Village cricket is bedevilled by shortages of players and decent teas. Harry Mead uses one man's research into his local club to see if it really was any different to the past

VILLAGE cricket is struggling. All who love it fear for its future. Each season the worrying tally of leagues and clubs that have folded, and games conceded through a lack of players, mounts.

Of course it was never like this in times past. The summer landscape swarmed with the white-flannelled figures. The ambition of every country lad was to play for his village team. “Cricket to us was more than play. It was worship in the summer sun,” wrote the poet Edmund Blunden in 1925. If not quite the heart and soul of the community, the cricket team came very close.

Darlington and Stockton Times: Tim Wear with his manuscript documenting the history of Broughton Cricket Club. Picture: Richard Doughty Photography

Tim Wear with his manuscript documenting the history of Broughton Cricket Club. Picture: Richard Doughty Photography

But hang on. Before we become too dewy eyed and lyrical let’s look back. 1929 should be far enough. Between the wars. Cricket was still England’s undisputed king of sports. Crowds of up to 20,000 flocked daily to Roses matches – Yorkshire v Lancashire it might now be necessary to inform some. The stop-press county scores were eagerly scanned.

Top players such as Jack Hobbs, Patsy Hendren and Walter (Wally) Hammond, among numerous others, were household names. And, at the local level, let’s say Crathorne, near Yarm, there could never be any question of the cricket club being unable to field a team.

Or could there?

Well, on the final day of the 1929 season that humiliation befell the club, handing scheduled hosts Great Broughton a walk over.

Did Broughton gloat? One hopes not, for in 1935 the tables were exactly turned. Broughton were unable to send a team to Crathorne.

Worse was to come for Broughton, playing in the Langbaurgh West Rural League. A report in this newspaper of the opening Saturday of the 1939 season revealed: “The most unfortunate happening was the inability of Broughton to field a team against Seamer.”

The following week, the D&S scribe gloomily announced he had news “of a doleful character” to convey: both Broughton and Seamer had dropped out.

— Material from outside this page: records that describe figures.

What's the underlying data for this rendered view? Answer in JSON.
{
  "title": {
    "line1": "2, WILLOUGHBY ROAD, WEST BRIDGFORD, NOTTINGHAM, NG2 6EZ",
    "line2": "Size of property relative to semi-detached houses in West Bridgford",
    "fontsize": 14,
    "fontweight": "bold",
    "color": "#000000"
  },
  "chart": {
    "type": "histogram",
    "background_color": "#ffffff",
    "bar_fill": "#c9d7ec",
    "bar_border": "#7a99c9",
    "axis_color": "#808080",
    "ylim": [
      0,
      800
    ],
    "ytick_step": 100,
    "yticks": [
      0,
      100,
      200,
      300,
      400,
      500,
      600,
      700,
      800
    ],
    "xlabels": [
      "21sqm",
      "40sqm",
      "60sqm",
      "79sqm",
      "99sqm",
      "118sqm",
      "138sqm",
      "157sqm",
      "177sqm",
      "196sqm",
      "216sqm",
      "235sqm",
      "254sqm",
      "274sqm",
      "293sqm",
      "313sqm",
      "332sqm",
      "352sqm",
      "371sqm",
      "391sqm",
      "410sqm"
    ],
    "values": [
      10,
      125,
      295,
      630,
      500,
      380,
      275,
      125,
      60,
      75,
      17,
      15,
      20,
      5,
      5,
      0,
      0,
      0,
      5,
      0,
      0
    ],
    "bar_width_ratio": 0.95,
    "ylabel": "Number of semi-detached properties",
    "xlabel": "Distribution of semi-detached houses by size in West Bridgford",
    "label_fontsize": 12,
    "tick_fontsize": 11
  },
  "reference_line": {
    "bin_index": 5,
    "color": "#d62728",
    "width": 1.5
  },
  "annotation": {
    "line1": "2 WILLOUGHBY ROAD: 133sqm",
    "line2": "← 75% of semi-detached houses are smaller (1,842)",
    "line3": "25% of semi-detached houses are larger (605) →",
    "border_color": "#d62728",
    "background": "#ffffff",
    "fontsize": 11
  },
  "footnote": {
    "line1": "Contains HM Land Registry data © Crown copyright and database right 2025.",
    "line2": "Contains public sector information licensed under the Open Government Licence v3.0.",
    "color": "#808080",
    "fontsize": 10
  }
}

These team-raising difficulties of village clubs in the supposed heyday of cricket punctuate a highly-detailed record of the Broughton club in the decade 1929 to 1939, newly compiled by Tim Wear, of Nunthorpe. His late father-in-law, Tom Chapman, played for Broughton before switching to nearby Carlton, and the discovery of some old team photos in a cardboard box launched Tim on research that has borne splendid fruit as an impeccably-produced manuscript, currently bound in a ring folder.

Its general cricket interest stretches beyond those surprising revelations of player shortages. Doubtless reflecting the condition of most rural grounds at the time, matches in which each side scored at least 100 were rare. Throughout the decade, only five Broughton players achieved a half century, none twice. Yet in the first half of the decade Broughton were the league’s dominant team – twice champions, runner-up once and four times winners of the league cup.

No century was scored by any league player in Tim’s research period. But in a play-off against Broughton for the championship in 1938, Carlton racked up an astounding 238. In partnership with G Hugill, who batted at number six and scored 44, last man G Swainson blasted 75 not out. Beyond recording it as a league record, the D&S report was strangely muted over the astronomical total, merely attributing it to the “dead easy” wicket – at Swainby. But, in what turned out to be their last game (until they were re-formed in 1954) Broughton managed only 94.

Though their team was ageing, and had lost key players to other clubs, Tim poses the question: “If they had been successful in the play-off, would the events of May 1939 have unfurled differently?”

The now-perceived strength of village cricket at the time was mirrored in a rule that players must live within four miles of their chosen club. Noted by Tim, the scrapping of that rule in 1962 recognised the growing necessity of recruiting further afield. But Tim records a weekend when three teams conceded their matches. Perhaps to spare their blushes, the D&S correspondent identified only the beneficiaries: “Broughton, Ingleby Cross and Seamer were presented with the points.” But his added comment hints at an endemic problem: “Some way out of this difficulty will have to be found, as it makes the league very uninteresting.”

Tim is as yet unsure what to do with his research. It merits publication as a booklet and a place in official archives. From a report of the league’s cup final at Broughton in 1936 he highlights a reference to the “excellent tea produced by the ladies”. A newcomer to Broughton cricket until he began his research, he happily reports that he found “this traditional quality maintained 80 years later…a classic offering that would have rated 5* on any TripAdvisor review”.

However, drawing on “my own experience and others”, he also salutes the cricket tea as “a disappearing art throughout the land”. Raising a team isn’t village cricket’s only problem.